Having not ever felt that way, and meaning no disrespect at all, I replied: “No, not really.”
Whoa, did it get quiet. Like the Grim Reaper had stepped into the room and we were hoping he didn’t say “Next.”
Then came “Aren’t you proud to be an American?” And this man didn’t like the answer to that either.
At that point I could tell that nothing I had to say would erase the feeling I had that, figuratively, somebody there might go looking for a rope and a tree. So I copped a “Feets don’t fail me now!” stance and moonwalked myself out of Roberto’s and never returned.
Those guys were heavy into America is great, too shocked that someone might see the world in ways other than how they viewed things, too blown away by what they must have seen as my Un-American-ness and commie-ness and my naivite, to simply ask “Hey, Ernie, how come you feel the way you do?”
I had listened to how “the bombs bursting in air” and “our flag was still there” turned them on but the vibe in the room left no room for me to explain that the War of 1812 doesn’t resonate with me with all its symbols of racial inequality; that I stand, never-the-less, out of respect for my fellow Americans when our anthem is sung or when the Pledge of Allegiance is recited although empty claims about “One nation under God, with liberty and justice for all” just don’t speak to me.
And, come on, as a society, without hoses and dogs and police batons and guns and bombs and marching and singing freedom fighters being involved, when have we pursued such a society?
I just wish that we would quiet our boasts about being great and stop blowing opportunities to get to know each other and begin to do something collectively to create a society where we all feel that we belong, where life is as equal as possible for all our citizenry.
Such a precious undertaking before the very eyes of the world would be some kind of great. And it would make me one very proud American.
Photo courtesy of https://www.flickr.com/photos/
If America were truly great, no one would have to live on the street or go without health care. There would be no poverty and no child would go to bed hungry.
It takes a whole lot of courage to say all this because as you, Ernie, discovered early on, sometimes there is no alternative to it but ostracism or or a good beating from those who cling to it as if it were a virtue, or, more likely, a commandment from god. I think of the prayers around the Thanksgiving table, too, when we have to duck our heads and feel like we’re the only outliers. But really, the patriotics are the toughest. Should we be proud of our drones that always seem to produce some dead children in the Middle East? (Today, in the FREEP we can read about drones in No. Dakota now armed with tear gas.) Should I thrill at the thought that the NSA’s ability to tap and hack us escapes any and all control from our elected federal officials?

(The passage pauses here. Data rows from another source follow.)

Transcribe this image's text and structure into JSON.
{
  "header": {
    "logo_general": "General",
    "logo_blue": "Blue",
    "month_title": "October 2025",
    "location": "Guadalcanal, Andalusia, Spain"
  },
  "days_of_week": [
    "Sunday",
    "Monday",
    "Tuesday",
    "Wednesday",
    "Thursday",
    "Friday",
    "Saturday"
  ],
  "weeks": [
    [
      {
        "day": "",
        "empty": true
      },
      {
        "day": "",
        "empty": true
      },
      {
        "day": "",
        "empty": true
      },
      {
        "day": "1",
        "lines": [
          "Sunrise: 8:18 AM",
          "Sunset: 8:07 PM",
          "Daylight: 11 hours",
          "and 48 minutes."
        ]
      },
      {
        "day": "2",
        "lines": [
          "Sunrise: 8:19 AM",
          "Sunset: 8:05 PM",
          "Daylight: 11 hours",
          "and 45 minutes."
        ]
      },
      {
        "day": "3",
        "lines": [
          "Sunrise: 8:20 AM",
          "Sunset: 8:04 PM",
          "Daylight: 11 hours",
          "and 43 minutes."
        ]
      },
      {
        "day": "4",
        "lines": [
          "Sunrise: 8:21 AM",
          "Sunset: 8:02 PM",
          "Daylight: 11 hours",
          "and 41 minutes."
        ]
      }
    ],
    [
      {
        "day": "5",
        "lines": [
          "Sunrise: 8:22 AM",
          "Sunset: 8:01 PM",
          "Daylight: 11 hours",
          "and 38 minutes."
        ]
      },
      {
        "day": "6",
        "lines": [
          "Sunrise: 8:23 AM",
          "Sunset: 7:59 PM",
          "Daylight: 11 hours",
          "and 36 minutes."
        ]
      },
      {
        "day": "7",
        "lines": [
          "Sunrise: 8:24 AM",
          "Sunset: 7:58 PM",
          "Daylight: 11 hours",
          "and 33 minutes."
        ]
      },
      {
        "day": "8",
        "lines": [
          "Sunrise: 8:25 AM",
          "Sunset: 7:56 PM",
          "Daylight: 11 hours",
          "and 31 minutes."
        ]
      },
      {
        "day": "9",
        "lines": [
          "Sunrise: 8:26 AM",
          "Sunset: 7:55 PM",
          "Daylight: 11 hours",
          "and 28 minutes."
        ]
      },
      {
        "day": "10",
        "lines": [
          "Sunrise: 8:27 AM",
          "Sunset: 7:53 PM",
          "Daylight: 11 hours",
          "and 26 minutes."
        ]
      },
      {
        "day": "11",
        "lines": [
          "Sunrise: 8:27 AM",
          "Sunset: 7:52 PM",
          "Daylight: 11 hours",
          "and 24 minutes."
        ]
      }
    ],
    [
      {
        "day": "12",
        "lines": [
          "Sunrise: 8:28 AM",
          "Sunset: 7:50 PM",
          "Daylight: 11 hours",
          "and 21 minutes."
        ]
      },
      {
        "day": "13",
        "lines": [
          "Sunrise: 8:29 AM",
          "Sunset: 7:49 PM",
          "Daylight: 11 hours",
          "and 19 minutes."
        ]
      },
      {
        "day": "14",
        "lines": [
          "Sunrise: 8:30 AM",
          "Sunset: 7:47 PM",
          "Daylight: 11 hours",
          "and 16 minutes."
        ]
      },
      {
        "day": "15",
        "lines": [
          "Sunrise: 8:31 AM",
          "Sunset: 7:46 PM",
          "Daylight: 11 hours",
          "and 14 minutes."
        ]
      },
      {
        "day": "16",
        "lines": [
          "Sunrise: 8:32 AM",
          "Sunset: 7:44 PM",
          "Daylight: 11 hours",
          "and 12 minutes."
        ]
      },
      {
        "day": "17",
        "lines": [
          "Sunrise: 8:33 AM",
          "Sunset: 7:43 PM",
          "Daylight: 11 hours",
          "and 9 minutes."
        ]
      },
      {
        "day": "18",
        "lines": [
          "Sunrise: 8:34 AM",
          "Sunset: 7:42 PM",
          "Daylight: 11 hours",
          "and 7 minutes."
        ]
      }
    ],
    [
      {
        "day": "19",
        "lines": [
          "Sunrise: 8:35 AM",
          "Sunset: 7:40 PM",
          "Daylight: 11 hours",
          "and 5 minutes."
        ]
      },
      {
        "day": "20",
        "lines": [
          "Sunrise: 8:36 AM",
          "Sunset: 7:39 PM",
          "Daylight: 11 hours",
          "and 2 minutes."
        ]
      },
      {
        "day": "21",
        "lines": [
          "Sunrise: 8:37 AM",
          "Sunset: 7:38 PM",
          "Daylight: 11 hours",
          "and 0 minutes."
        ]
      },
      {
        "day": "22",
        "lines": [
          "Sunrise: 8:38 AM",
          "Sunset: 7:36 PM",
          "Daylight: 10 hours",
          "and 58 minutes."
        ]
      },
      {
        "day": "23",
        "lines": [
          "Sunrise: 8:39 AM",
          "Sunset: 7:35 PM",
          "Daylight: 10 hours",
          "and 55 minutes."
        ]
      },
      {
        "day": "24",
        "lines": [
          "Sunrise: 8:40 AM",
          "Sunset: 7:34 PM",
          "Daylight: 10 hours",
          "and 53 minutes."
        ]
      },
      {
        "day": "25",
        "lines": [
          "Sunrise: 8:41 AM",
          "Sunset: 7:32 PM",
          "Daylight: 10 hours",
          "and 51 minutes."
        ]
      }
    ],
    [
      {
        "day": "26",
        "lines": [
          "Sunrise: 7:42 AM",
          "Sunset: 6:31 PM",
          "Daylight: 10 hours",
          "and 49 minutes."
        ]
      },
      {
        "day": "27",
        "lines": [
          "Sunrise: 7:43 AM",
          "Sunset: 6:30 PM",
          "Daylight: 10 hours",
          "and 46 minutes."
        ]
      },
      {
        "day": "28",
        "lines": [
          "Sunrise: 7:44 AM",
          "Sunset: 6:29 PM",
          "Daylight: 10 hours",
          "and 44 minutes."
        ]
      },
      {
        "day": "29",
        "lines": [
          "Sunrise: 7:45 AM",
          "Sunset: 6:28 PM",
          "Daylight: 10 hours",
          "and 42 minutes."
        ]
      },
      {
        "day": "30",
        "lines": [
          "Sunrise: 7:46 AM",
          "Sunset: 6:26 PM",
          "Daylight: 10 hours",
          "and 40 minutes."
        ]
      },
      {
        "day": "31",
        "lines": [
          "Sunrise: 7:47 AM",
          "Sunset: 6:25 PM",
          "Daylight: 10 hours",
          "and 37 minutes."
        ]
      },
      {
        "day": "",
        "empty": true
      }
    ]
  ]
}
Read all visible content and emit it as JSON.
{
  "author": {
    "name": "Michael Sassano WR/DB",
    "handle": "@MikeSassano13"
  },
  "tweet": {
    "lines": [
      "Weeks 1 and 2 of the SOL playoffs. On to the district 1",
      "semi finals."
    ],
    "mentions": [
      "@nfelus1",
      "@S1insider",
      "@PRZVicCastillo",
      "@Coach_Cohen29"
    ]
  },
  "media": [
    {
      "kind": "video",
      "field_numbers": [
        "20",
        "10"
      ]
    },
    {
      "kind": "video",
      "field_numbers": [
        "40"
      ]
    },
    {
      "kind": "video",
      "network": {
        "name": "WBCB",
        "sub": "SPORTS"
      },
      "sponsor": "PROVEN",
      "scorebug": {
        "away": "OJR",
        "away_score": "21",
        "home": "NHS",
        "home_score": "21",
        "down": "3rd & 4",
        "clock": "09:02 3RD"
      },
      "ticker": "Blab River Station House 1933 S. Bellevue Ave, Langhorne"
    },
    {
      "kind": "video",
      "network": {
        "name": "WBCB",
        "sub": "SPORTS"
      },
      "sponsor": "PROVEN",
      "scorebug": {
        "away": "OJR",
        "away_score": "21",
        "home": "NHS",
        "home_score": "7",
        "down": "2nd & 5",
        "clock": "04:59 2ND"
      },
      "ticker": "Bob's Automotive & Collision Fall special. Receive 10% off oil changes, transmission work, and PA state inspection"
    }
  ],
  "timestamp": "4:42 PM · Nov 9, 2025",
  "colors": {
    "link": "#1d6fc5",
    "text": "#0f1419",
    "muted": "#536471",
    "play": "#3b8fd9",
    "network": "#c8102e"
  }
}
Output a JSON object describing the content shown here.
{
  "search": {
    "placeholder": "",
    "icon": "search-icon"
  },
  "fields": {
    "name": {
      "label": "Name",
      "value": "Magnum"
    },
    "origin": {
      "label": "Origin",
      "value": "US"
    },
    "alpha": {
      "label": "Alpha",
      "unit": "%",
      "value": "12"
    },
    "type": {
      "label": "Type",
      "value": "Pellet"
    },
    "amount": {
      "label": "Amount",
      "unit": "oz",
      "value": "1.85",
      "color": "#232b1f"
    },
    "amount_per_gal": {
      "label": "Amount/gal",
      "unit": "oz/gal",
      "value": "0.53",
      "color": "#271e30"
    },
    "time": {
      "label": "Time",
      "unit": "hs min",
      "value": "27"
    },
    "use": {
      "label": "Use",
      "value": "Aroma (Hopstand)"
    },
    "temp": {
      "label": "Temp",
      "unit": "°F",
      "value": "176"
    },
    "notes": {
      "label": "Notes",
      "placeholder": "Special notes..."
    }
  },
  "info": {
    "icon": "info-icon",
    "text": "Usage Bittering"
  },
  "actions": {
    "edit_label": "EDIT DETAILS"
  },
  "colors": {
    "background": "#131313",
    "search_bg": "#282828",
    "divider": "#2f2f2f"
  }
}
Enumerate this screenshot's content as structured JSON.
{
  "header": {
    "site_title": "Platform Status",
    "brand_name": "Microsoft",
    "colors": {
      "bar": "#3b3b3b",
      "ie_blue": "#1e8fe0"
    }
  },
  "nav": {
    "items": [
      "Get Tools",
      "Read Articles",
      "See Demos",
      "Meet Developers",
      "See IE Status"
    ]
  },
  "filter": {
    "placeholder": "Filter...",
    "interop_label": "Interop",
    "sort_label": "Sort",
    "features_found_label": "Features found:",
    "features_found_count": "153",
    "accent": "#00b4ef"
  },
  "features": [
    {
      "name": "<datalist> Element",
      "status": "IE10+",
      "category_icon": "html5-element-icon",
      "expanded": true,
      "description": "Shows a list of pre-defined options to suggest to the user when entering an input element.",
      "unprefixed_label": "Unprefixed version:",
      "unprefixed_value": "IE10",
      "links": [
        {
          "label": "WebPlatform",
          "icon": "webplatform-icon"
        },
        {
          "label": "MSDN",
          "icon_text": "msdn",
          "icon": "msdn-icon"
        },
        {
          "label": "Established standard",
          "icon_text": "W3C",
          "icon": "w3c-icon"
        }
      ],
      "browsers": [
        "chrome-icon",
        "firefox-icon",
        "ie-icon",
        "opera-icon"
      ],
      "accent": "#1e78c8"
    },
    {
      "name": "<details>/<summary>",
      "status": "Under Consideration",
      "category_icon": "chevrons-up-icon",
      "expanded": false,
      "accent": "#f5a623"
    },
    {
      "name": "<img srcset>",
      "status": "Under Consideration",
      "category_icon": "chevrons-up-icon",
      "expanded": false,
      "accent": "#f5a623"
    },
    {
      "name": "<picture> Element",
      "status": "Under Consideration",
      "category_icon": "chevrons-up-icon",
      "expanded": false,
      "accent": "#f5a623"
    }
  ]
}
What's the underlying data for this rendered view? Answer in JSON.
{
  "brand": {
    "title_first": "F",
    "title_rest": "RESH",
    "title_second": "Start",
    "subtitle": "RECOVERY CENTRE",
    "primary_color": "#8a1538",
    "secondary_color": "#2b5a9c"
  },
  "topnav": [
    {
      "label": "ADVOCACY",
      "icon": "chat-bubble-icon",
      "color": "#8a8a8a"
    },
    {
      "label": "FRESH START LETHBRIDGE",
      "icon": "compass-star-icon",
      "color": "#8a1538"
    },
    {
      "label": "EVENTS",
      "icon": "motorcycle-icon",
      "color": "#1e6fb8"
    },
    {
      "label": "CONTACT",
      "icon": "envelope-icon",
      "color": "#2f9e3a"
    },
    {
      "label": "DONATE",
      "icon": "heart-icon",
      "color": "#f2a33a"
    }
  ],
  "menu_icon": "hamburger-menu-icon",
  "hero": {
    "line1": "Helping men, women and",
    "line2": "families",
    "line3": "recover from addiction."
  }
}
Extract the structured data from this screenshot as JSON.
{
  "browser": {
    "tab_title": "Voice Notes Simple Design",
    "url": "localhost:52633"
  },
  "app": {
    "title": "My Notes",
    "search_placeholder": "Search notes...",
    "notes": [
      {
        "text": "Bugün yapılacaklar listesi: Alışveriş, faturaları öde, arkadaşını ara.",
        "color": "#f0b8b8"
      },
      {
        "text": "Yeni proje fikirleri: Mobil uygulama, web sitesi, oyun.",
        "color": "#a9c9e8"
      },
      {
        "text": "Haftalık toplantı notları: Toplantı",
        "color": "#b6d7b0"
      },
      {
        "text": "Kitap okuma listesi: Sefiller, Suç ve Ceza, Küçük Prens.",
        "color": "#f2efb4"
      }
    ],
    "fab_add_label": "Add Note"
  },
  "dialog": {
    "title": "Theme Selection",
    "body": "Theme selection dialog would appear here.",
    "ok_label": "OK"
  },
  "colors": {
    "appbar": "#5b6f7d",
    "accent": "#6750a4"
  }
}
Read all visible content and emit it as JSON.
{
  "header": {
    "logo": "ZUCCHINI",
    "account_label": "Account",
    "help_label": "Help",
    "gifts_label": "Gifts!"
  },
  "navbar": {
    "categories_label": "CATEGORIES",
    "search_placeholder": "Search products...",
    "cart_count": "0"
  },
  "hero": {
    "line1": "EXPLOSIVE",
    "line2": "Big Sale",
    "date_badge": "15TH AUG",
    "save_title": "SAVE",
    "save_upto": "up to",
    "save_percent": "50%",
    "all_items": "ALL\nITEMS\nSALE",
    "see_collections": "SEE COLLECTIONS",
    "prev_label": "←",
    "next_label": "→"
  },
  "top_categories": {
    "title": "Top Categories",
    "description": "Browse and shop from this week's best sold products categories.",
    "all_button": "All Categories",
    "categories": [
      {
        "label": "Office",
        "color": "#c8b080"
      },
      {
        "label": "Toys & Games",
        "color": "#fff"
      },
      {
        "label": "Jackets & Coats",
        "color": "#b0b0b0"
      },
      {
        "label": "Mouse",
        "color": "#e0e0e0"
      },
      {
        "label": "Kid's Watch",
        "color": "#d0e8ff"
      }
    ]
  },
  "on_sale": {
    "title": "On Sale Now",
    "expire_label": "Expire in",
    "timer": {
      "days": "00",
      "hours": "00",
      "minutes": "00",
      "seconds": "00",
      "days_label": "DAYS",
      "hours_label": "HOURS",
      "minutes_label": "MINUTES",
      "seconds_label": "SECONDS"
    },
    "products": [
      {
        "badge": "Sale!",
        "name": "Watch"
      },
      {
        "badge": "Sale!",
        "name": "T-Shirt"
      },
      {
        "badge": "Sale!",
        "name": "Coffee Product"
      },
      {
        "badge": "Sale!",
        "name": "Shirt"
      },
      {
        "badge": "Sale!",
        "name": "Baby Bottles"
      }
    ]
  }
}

Patriotism and god’s will are last-minute bludgeons overused by people who can’t allow themselves to admit their mistakes. Or as somebody so famously said, Patriotism is the last refuge of scoundrels.
Ernie, America has come a long way in civil rights, but I attended a Black Lives Matter conference this year, and just recently a Black Women’s Task Force Conference, and most people at both conferences said that full equality for minority people still does not exist. Do we need also to talk about that “Kentucky Woman” county clerk to know this? Thanks for writing this article and saying it like it is.